Yesterday, the court heard testimony supporting Appleton's claim that he could have recovered from his injury in four months with less invasive treatment and gone on to enjoy a successful career.
John Hodgkinson, the surgeon who treated Appleton after Mr El-Safty, said he should have been given physiotherapy rather than an operation.
Work to strengthen his hamstring and quadricep muscles would have supported the joint so it "normally", he said.
Ferguson said he thought Appleton had "a very good career in the game" ahead of him when he left Old Trafford for Preston in 1997, for a transfer fee of £500,000.
The hearing, due to conclude tomorrow, will decide how much compensation to award him for loss of earnings.Appleton, who spent three years as a top youth player at Manchester United, was only kept out of the first team because of older star performers like Paul Scholes, Nicky Butt and Roy Keane, Sir Alex said.
The Premiership manager told Mr Justice Christopher Clarke that Appleton had shown the strength of character needed to succeed.
He said: "Michael was an example of a player who had a marvellous attitude and the determination to make it.

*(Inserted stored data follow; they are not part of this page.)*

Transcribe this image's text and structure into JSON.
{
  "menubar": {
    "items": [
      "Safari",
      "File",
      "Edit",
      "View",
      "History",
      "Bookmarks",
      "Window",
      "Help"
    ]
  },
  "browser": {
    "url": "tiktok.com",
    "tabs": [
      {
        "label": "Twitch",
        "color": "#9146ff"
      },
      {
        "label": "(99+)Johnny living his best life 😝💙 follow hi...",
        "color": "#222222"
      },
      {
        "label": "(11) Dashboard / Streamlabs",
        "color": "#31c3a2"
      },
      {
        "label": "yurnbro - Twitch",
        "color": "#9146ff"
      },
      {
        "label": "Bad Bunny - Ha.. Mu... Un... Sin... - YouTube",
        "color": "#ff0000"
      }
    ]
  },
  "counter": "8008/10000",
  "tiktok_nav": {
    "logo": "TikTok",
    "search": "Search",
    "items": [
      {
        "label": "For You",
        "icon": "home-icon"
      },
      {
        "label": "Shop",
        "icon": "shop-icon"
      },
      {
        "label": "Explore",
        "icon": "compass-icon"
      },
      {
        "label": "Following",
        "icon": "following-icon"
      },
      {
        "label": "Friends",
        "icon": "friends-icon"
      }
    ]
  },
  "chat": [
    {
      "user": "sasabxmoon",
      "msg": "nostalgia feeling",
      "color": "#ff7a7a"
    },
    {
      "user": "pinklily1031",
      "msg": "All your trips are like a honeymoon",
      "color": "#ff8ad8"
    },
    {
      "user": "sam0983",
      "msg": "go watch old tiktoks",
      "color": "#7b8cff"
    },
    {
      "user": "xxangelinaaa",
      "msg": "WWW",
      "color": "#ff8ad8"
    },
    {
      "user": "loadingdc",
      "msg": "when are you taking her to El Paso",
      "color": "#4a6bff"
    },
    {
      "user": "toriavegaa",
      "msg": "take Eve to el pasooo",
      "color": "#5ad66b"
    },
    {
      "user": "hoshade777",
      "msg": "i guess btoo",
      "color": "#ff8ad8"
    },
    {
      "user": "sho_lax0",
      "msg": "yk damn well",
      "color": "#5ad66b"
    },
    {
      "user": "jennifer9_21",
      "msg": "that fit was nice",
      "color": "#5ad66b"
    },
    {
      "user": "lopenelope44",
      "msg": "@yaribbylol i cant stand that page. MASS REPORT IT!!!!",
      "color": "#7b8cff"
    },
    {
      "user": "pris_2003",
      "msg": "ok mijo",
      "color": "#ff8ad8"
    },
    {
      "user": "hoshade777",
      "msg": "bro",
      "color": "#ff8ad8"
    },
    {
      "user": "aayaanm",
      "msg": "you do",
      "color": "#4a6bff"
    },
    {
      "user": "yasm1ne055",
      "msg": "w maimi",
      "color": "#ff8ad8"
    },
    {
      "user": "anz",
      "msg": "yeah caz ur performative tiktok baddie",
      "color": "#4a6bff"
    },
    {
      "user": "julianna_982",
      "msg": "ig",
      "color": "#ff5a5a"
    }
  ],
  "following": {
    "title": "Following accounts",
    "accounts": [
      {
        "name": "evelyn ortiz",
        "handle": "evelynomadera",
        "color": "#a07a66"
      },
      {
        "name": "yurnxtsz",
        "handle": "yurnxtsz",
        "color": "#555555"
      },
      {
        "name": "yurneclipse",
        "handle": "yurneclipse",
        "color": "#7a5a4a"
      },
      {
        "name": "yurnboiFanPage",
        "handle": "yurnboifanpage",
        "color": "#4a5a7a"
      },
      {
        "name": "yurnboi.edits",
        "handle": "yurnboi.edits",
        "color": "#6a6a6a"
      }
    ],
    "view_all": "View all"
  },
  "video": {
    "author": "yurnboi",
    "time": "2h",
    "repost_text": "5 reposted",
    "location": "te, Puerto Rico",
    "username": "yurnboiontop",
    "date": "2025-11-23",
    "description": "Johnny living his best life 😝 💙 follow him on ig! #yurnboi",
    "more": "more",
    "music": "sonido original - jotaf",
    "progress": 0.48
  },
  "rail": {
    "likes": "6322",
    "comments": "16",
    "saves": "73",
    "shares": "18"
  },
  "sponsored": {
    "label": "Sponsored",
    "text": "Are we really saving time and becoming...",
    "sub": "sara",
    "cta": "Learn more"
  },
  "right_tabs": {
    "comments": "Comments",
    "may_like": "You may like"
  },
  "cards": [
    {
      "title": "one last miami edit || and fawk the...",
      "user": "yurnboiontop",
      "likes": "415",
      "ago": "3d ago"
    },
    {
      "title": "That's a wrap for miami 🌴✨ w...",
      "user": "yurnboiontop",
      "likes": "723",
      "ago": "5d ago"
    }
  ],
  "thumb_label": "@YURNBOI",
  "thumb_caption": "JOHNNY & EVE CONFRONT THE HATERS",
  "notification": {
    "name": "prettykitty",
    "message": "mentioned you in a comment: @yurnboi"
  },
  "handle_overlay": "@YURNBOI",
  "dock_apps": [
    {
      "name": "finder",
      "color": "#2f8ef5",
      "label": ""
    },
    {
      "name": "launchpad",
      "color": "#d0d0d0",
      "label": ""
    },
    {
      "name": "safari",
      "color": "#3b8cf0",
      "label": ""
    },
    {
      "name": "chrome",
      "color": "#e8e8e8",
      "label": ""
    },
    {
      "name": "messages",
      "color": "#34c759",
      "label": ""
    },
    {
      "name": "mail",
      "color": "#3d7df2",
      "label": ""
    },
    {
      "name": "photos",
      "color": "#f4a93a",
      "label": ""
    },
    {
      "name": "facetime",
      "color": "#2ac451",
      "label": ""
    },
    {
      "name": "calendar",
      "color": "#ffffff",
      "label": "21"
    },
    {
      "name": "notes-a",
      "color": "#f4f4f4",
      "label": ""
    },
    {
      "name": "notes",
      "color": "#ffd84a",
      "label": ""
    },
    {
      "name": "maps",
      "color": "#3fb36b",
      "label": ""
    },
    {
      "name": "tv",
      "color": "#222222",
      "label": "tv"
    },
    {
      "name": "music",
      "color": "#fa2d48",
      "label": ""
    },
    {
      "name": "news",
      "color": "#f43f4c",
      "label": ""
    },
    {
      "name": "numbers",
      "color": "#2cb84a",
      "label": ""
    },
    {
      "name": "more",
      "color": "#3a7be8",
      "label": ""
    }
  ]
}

I think he could have been captain material, someone you could rely on, someone responsible."
Neville, who played in the club's reserve team with Appleton during the mid-1990s and trained with him regularly, compared his talents to those of Welsh international and Blackburn midfielder Robbie Savage.
The United captain explained: "Michael was definitely his equal in ability and attitude. He was someone who could have achieved the same level of success and had the determination to do so. When a player like Michael finishes through injury at the age of 25, that's a tragedy.
"That's a lad who should have had a career well into his 30s. That it ended at such a young age is shocking and surprising."